The possibility of growing loan bank stress added a newly worrisome note: The comparative lack of loan defaults so far has prevented the recession from spawning a separate financial crisis.
But “banking contacts in numerous Districts reported some deterioration of loan portfolios, particularly for commercial lending into the retail and leisure and hospitality sectors,” Fed officials reported. “An increase in delinquencies in 2021 is more widely anticipated.”
Commercial real estate – especially in the office and retail sectors – was a weak spot across most districts.
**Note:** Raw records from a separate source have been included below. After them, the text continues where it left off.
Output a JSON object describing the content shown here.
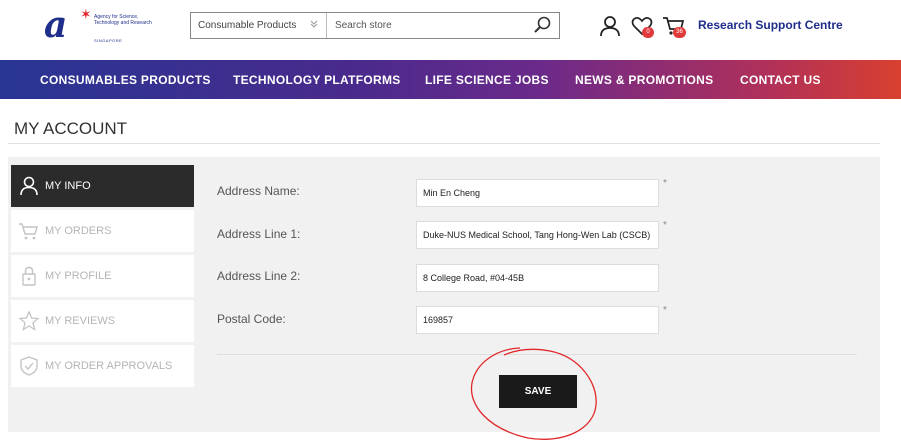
{
  "logo": {
    "text": "Agency for Science, Technology and Research",
    "sub": "SINGAPORE"
  },
  "search": {
    "category": "Consumable Products",
    "placeholder": "Search store"
  },
  "header": {
    "wishlist_count": "0",
    "cart_count": "36",
    "rsc_label": "Research Support Centre"
  },
  "nav": [
    "CONSUMABLES PRODUCTS",
    "TECHNOLOGY PLATFORMS",
    "LIFE SCIENCE JOBS",
    "NEWS & PROMOTIONS",
    "CONTACT US"
  ],
  "page": {
    "title": "MY ACCOUNT"
  },
  "sidebar": {
    "items": [
      {
        "label": "MY INFO",
        "icon": "user-icon",
        "active": true
      },
      {
        "label": "MY ORDERS",
        "icon": "cart-icon",
        "active": false
      },
      {
        "label": "MY PROFILE",
        "icon": "lock-icon",
        "active": false
      },
      {
        "label": "MY REVIEWS",
        "icon": "star-icon",
        "active": false
      },
      {
        "label": "MY ORDER APPROVALS",
        "icon": "shield-check-icon",
        "active": false
      }
    ]
  },
  "form": {
    "fields": [
      {
        "label": "Address Name:",
        "value": "Min En Cheng",
        "required": "*"
      },
      {
        "label": "Address Line 1:",
        "value": "Duke-NUS Medical School, Tang Hong-Wen Lab (CSCB)",
        "required": "*"
      },
      {
        "label": "Address Line 2:",
        "value": "8 College Road, #04-45B",
        "required": ""
      },
      {
        "label": "Postal Code:",
        "value": "169857",
        "required": "*"
      }
    ],
    "save_label": "SAVE"
  },
  "colors": {
    "brand": "#1f2e8a",
    "accent": "#e2232a",
    "annotation": "#e0282a"
  }
}
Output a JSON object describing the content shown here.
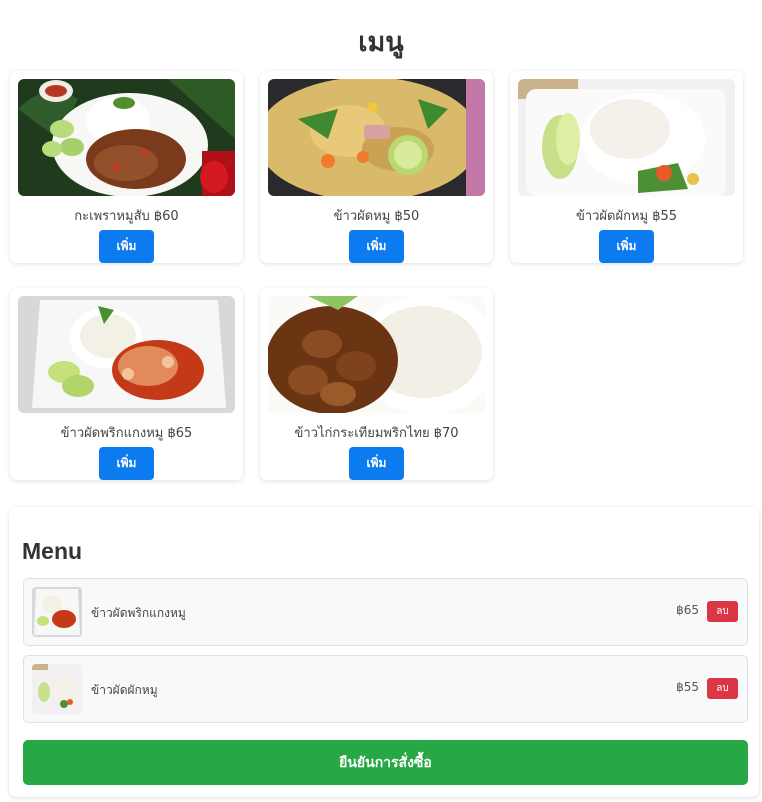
{
  "page": {
    "title": "เมนู"
  },
  "menu": {
    "items": [
      {
        "name": "กะเพราหมูสับ",
        "price": "฿60",
        "label": "กะเพราหมูสับ ฿60",
        "add_label": "เพิ่ม"
      },
      {
        "name": "ข้าวผัดหมู",
        "price": "฿50",
        "label": "ข้าวผัดหมู ฿50",
        "add_label": "เพิ่ม"
      },
      {
        "name": "ข้าวผัดผักหมู",
        "price": "฿55",
        "label": "ข้าวผัดผักหมู ฿55",
        "add_label": "เพิ่ม"
      },
      {
        "name": "ข้าวผัดพริกแกงหมู",
        "price": "฿65",
        "label": "ข้าวผัดพริกแกงหมู ฿65",
        "add_label": "เพิ่ม"
      },
      {
        "name": "ข้าวไก่กระเทียมพริกไทย",
        "price": "฿70",
        "label": "ข้าวไก่กระเทียมพริกไทย ฿70",
        "add_label": "เพิ่ม"
      }
    ]
  },
  "order": {
    "title": "Menu",
    "items": [
      {
        "name": "ข้าวผัดพริกแกงหมู",
        "price": "฿65",
        "remove_label": "ลบ"
      },
      {
        "name": "ข้าวผัดผักหมู",
        "price": "฿55",
        "remove_label": "ลบ"
      }
    ],
    "confirm_label": "ยืนยันการสั่งซื้อ"
  },
  "colors": {
    "add_button": "#0d7bf0",
    "remove_button": "#dc3545",
    "confirm_button": "#28a745"
  }
}
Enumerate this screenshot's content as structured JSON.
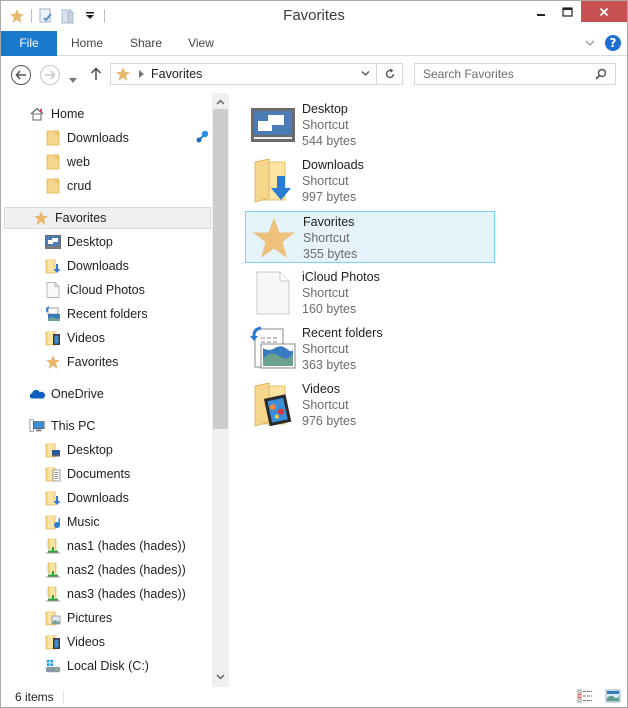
{
  "window": {
    "title": "Favorites"
  },
  "ribbon": {
    "tabs": [
      {
        "label": "File",
        "active": true
      },
      {
        "label": "Home"
      },
      {
        "label": "Share"
      },
      {
        "label": "View"
      }
    ]
  },
  "navigation": {
    "address_path": [
      "Favorites"
    ],
    "search_placeholder": "Search Favorites"
  },
  "nav_pane": {
    "items": [
      {
        "label": "Home",
        "icon": "home-icon",
        "level": 0
      },
      {
        "label": "Downloads",
        "icon": "folder-icon",
        "level": 1,
        "pinned": true
      },
      {
        "label": "web",
        "icon": "folder-icon",
        "level": 1
      },
      {
        "label": "crud",
        "icon": "folder-icon",
        "level": 1
      },
      {
        "label": "Favorites",
        "icon": "star-icon",
        "level": 0,
        "selected": true
      },
      {
        "label": "Desktop",
        "icon": "desktop-icon",
        "level": 1
      },
      {
        "label": "Downloads",
        "icon": "downloads-folder-icon",
        "level": 1
      },
      {
        "label": "iCloud Photos",
        "icon": "file-icon",
        "level": 1
      },
      {
        "label": "Recent folders",
        "icon": "recent-folders-icon",
        "level": 1
      },
      {
        "label": "Videos",
        "icon": "videos-folder-icon",
        "level": 1
      },
      {
        "label": "Favorites",
        "icon": "star-icon",
        "level": 1
      },
      {
        "label": "OneDrive",
        "icon": "onedrive-cloud-icon",
        "level": 0
      },
      {
        "label": "This PC",
        "icon": "this-pc-icon",
        "level": 0
      },
      {
        "label": "Desktop",
        "icon": "desktop-folder-icon",
        "level": 1
      },
      {
        "label": "Documents",
        "icon": "documents-folder-icon",
        "level": 1
      },
      {
        "label": "Downloads",
        "icon": "downloads-folder-icon",
        "level": 1
      },
      {
        "label": "Music",
        "icon": "music-folder-icon",
        "level": 1
      },
      {
        "label": "nas1 (hades (hades))",
        "icon": "network-drive-icon",
        "level": 1
      },
      {
        "label": "nas2 (hades (hades))",
        "icon": "network-drive-icon",
        "level": 1
      },
      {
        "label": "nas3 (hades (hades))",
        "icon": "network-drive-icon",
        "level": 1
      },
      {
        "label": "Pictures",
        "icon": "pictures-folder-icon",
        "level": 1
      },
      {
        "label": "Videos",
        "icon": "videos-folder-icon",
        "level": 1
      },
      {
        "label": "Local Disk (C:)",
        "icon": "local-disk-icon",
        "level": 1
      }
    ]
  },
  "content": {
    "files": [
      {
        "name": "Desktop",
        "type": "Shortcut",
        "size": "544 bytes",
        "icon": "desktop-icon"
      },
      {
        "name": "Downloads",
        "type": "Shortcut",
        "size": "997 bytes",
        "icon": "downloads-folder-icon"
      },
      {
        "name": "Favorites",
        "type": "Shortcut",
        "size": "355 bytes",
        "icon": "star-icon",
        "selected": true
      },
      {
        "name": "iCloud Photos",
        "type": "Shortcut",
        "size": "160 bytes",
        "icon": "file-icon"
      },
      {
        "name": "Recent folders",
        "type": "Shortcut",
        "size": "363 bytes",
        "icon": "recent-folders-icon"
      },
      {
        "name": "Videos",
        "type": "Shortcut",
        "size": "976 bytes",
        "icon": "videos-folder-icon"
      }
    ]
  },
  "status": {
    "item_count": "6 items"
  },
  "colors": {
    "accent": "#1979ca",
    "close_button": "#c75050",
    "selection_bg": "#e5f3fb",
    "selection_border": "#7dcff5",
    "star": "#e8b86d"
  }
}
The Boston Fed reported that contacts there “estimated daytime office occupancy rates at around 20 percent – bad news for the shops and restaurants that relied on office workers’ business.”
The regional bank also said office tenants nearing the end of leases were renewing only for the short term and that some respondents noted an increase in available subleased space, signaling more trouble ahead in the sector.
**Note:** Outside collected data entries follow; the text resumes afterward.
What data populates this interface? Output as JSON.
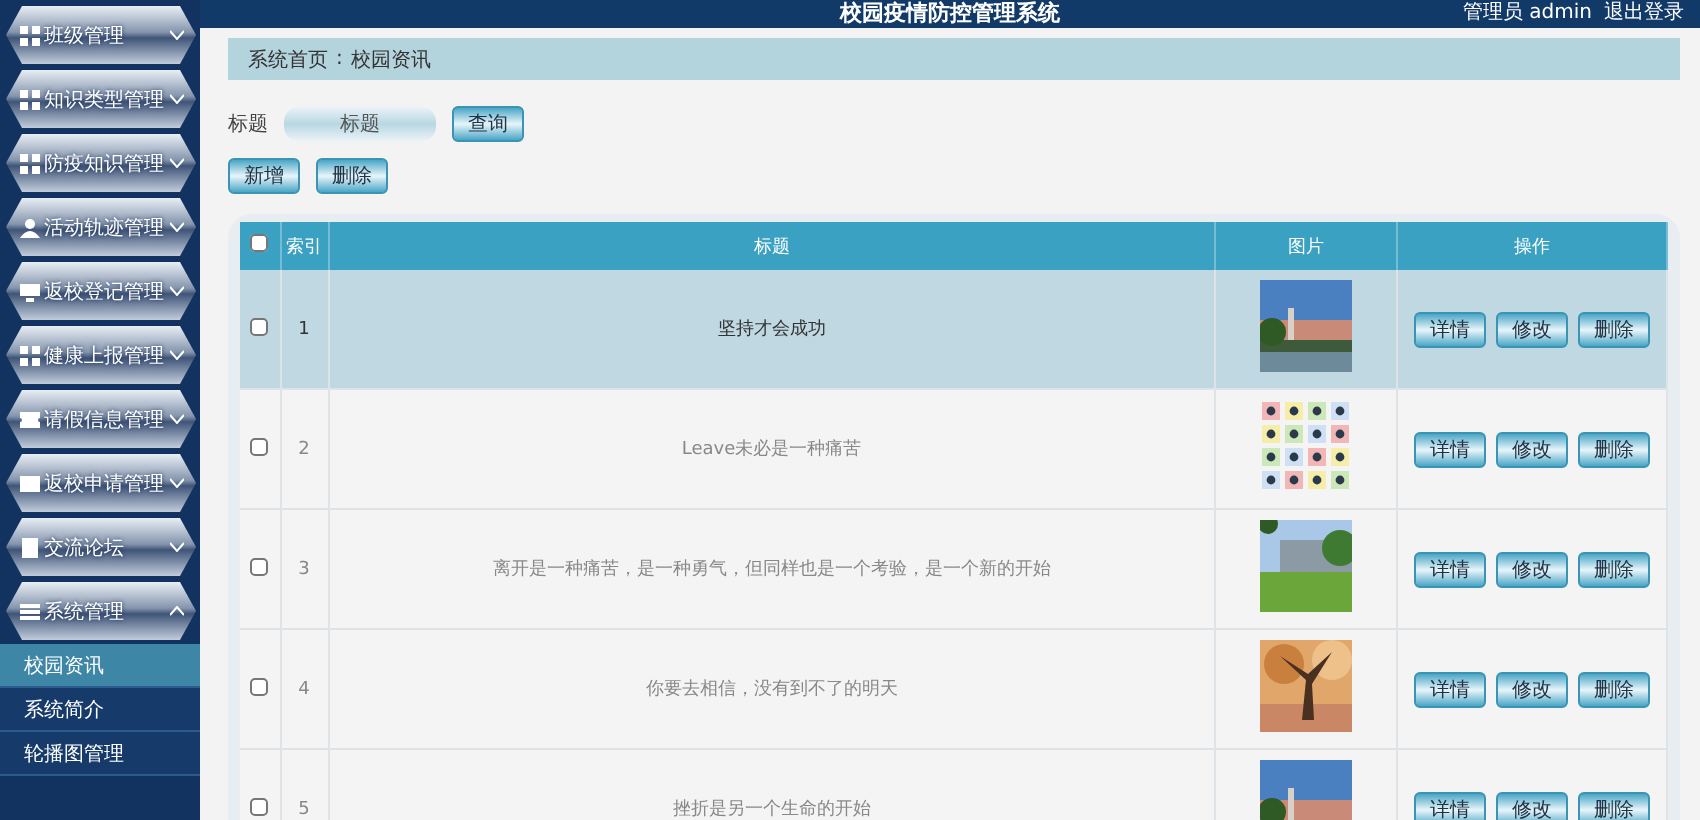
{
  "header": {
    "title": "校园疫情防控管理系统",
    "user": "管理员 admin",
    "logout": "退出登录"
  },
  "sidebar": {
    "items": [
      {
        "label": "班级管理",
        "expanded": false
      },
      {
        "label": "知识类型管理",
        "expanded": false
      },
      {
        "label": "防疫知识管理",
        "expanded": false
      },
      {
        "label": "活动轨迹管理",
        "expanded": false
      },
      {
        "label": "返校登记管理",
        "expanded": false
      },
      {
        "label": "健康上报管理",
        "expanded": false
      },
      {
        "label": "请假信息管理",
        "expanded": false
      },
      {
        "label": "返校申请管理",
        "expanded": false
      },
      {
        "label": "交流论坛",
        "expanded": false
      },
      {
        "label": "系统管理",
        "expanded": true,
        "children": [
          {
            "label": "校园资讯",
            "selected": true
          },
          {
            "label": "系统简介",
            "selected": false
          },
          {
            "label": "轮播图管理",
            "selected": false
          }
        ]
      }
    ]
  },
  "breadcrumb": [
    "系统首页",
    "校园资讯"
  ],
  "breadcrumb_separator": ":",
  "search": {
    "label": "标题",
    "placeholder": "标题",
    "button": "查询"
  },
  "actions": [
    "新增",
    "删除"
  ],
  "table": {
    "columns": [
      "索引",
      "标题",
      "图片",
      "操作"
    ],
    "header_checked": false,
    "rows": [
      {
        "index": "1",
        "title": "坚持才会成功",
        "highlighted": true,
        "checked": false,
        "buttons": [
          "详情",
          "修改",
          "删除"
        ]
      },
      {
        "index": "2",
        "title": "Leave未必是一种痛苦",
        "highlighted": false,
        "checked": false,
        "buttons": [
          "详情",
          "修改",
          "删除"
        ]
      },
      {
        "index": "3",
        "title": "离开是一种痛苦，是一种勇气，但同样也是一个考验，是一个新的开始",
        "highlighted": false,
        "checked": false,
        "buttons": [
          "详情",
          "修改",
          "删除"
        ]
      },
      {
        "index": "4",
        "title": "你要去相信，没有到不了的明天",
        "highlighted": false,
        "checked": false,
        "buttons": [
          "详情",
          "修改",
          "删除"
        ]
      },
      {
        "index": "5",
        "title": "挫折是另一个生命的开始",
        "highlighted": false,
        "checked": false,
        "buttons": [
          "详情",
          "修改",
          "删除"
        ]
      }
    ]
  }
}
Similarly, firms had become tentative about hiring because of the uncertain path of the pandemic.
LABOR MARKET WORRIES
Nearly all districts reported that employment was growing more slowly and that the recovery “remained incomplete.”
Businesses said it was harder to retain workers, especially women, because of challenges finding child care and dealing with school closures caused by the virus. Firms in several districts said they feared “employment levels would fall over the winter” before improving.
In Boston, “a supplier to commercial aviation announced major layoffs over the summer and has not had any reason to revise those plans either up or down,” local Fed officials noted.
Still the latest collection of Fed field reports, compiled on or before Nov. 20, included stories of other firms where managers struggled to find workers to help meet a boom in goods sales.
That divide, among regions and sectors that are doing well and those that are not, has become a hallmark of the current recession and presents the Fed with a difficult decision as it debates whether to provide more support for the economy at its Dec. 15-16 policy meeting.
The economy continues to recover from the deep blow it suffered at the start of the pandemic, and the prospect of a coming COVID-19 vaccine means the recovery could gain steam next year.
In the meantime, the country is 10 million jobs short of where it was in February. Job numbers for November will be released on Friday and are expected to show the pace of improvement is slowing, with some analysts now predicting an outright job loss.